Why not then use the money being set aside for these foreign holiday/projects for charitable or community work here in the UK. There are loads of things students could be doing here, without the costs of flights and foreign accommodation. There are hundreds of charitable projects all over the country which would benefit from a bit of graduate manpower. Just phone the RSPB or the Woodland Trust or the National Trust and ask them what they need doing, find a charity that you are interested in the work of and volunteer for them, it isn't hard to organise, and won't cost loads of money. Graduates could live at home and still be out working for the community, learning valuable skills and teamwork, just with less taxpayer's money spent.

1 comment:

  1. I heard this on R4 on Monday evening while I was walking in the woods with my dog. There were two responses. Firstly it made me laugh out loud, which would have been mildly embarrassing had there be other people around. Secondly, a feeling of profound resentment. What are the self serving hypocrites trying to hide this time. These schemes are a relatively low cost smoke screen. But then why would they be concerned by the cost, there probably not a single one of them who’s not defrauded us the tax payers by at least £1000 in the last month.
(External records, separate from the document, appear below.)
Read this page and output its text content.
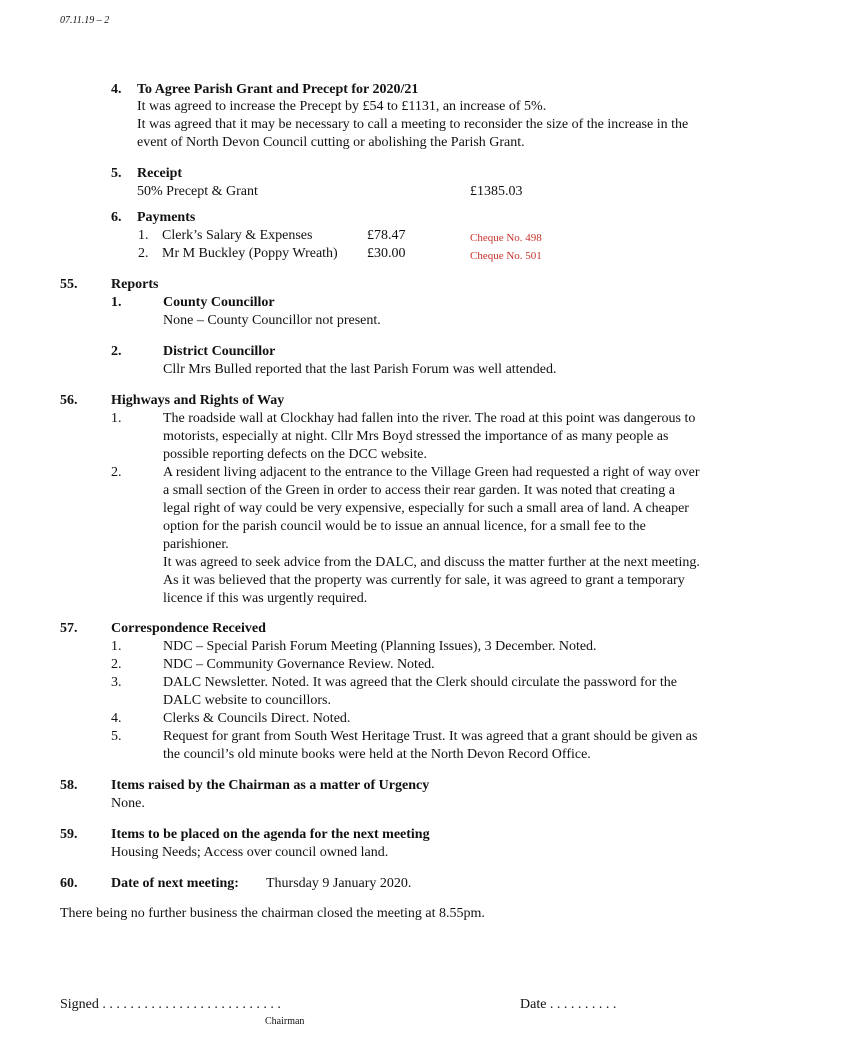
07.11.19 – 2
4. To Agree Parish Grant and Precept for 2020/21
It was agreed to increase the Precept by £54 to £1131, an increase of 5%.
It was agreed that it may be necessary to call a meeting to reconsider the size of the increase in the
event of North Devon Council cutting or abolishing the Parish Grant.
5. Receipt
50% Precept & Grant	£1385.03
6. Payments
1. Clerk’s Salary & Expenses	£78.47	Cheque No. 498
2. Mr M Buckley (Poppy Wreath) £30.00	Cheque No. 501
55. Reports
1.	County Councillor
None – County Councillor not present.
2.	District Councillor
Cllr Mrs Bulled reported that the last Parish Forum was well attended.
56. Highways and Rights of Way
1.	The roadside wall at Clockhay had fallen into the river. The road at this point was dangerous to
motorists, especially at night. Cllr Mrs Boyd stressed the importance of as many people as
possible reporting defects on the DCC website.
2.	A resident living adjacent to the entrance to the Village Green had requested a right of way over
a small section of the Green in order to access their rear garden. It was noted that creating a
legal right of way could be very expensive, especially for such a small area of land. A cheaper
option for the parish council would be to issue an annual licence, for a small fee to the
parishioner.
It was agreed to seek advice from the DALC, and discuss the matter further at the next meeting.
As it was believed that the property was currently for sale, it was agreed to grant a temporary
licence if this was urgently required.
57. Correspondence Received
1.	NDC – Special Parish Forum Meeting (Planning Issues), 3 December. Noted.
2.	NDC – Community Governance Review. Noted.
3.	DALC Newsletter. Noted. It was agreed that the Clerk should circulate the password for the
DALC website to councillors.
4.	Clerks & Councils Direct. Noted.
5.	Request for grant from South West Heritage Trust. It was agreed that a grant should be given as
the council’s old minute books were held at the North Devon Record Office.
58. Items raised by the Chairman as a matter of Urgency
None.
59. Items to be placed on the agenda for the next meeting
Housing Needs; Access over council owned land.
60. Date of next meeting: Thursday 9 January 2020.
There being no further business the chairman closed the meeting at 8.55pm.
Signed . . . . . . . . . . . . . . . . . . . . . . . . . .
Chairman
Date . . . . . . . . . .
    I too think gap years are a very worthwhile exercise. I spent several very rewarding ‘Holidays’ with the BTCV when I was an impoverished student. The conservation work was interesting, fun, challenging and necessary. I say necessary because some of these gap year activities are possibly not a necessary as they might appear. It also reinforced my love of the outdoors and our countryside, when I lived in urban Leeds this was very important to me. As for self organized gap years, what can prove the organisational abilities of a young person more than planning an intercontinental trip on a restricted budget. I have a friend in the village, well actually he’s not at present – he’s in Australia. Having hiked across South America and spent 2 month’s teaching on the Galapagos islands, before continuing to Australia. He raised every penny himself, he’s worked wherever possible as he’s travelled and now he’s enjoying a month relaxing before planning his return trip. So when he’s completed his degree and his CV lands on some director’s desk what are they likely to think about his organisational, fiscal and social skills?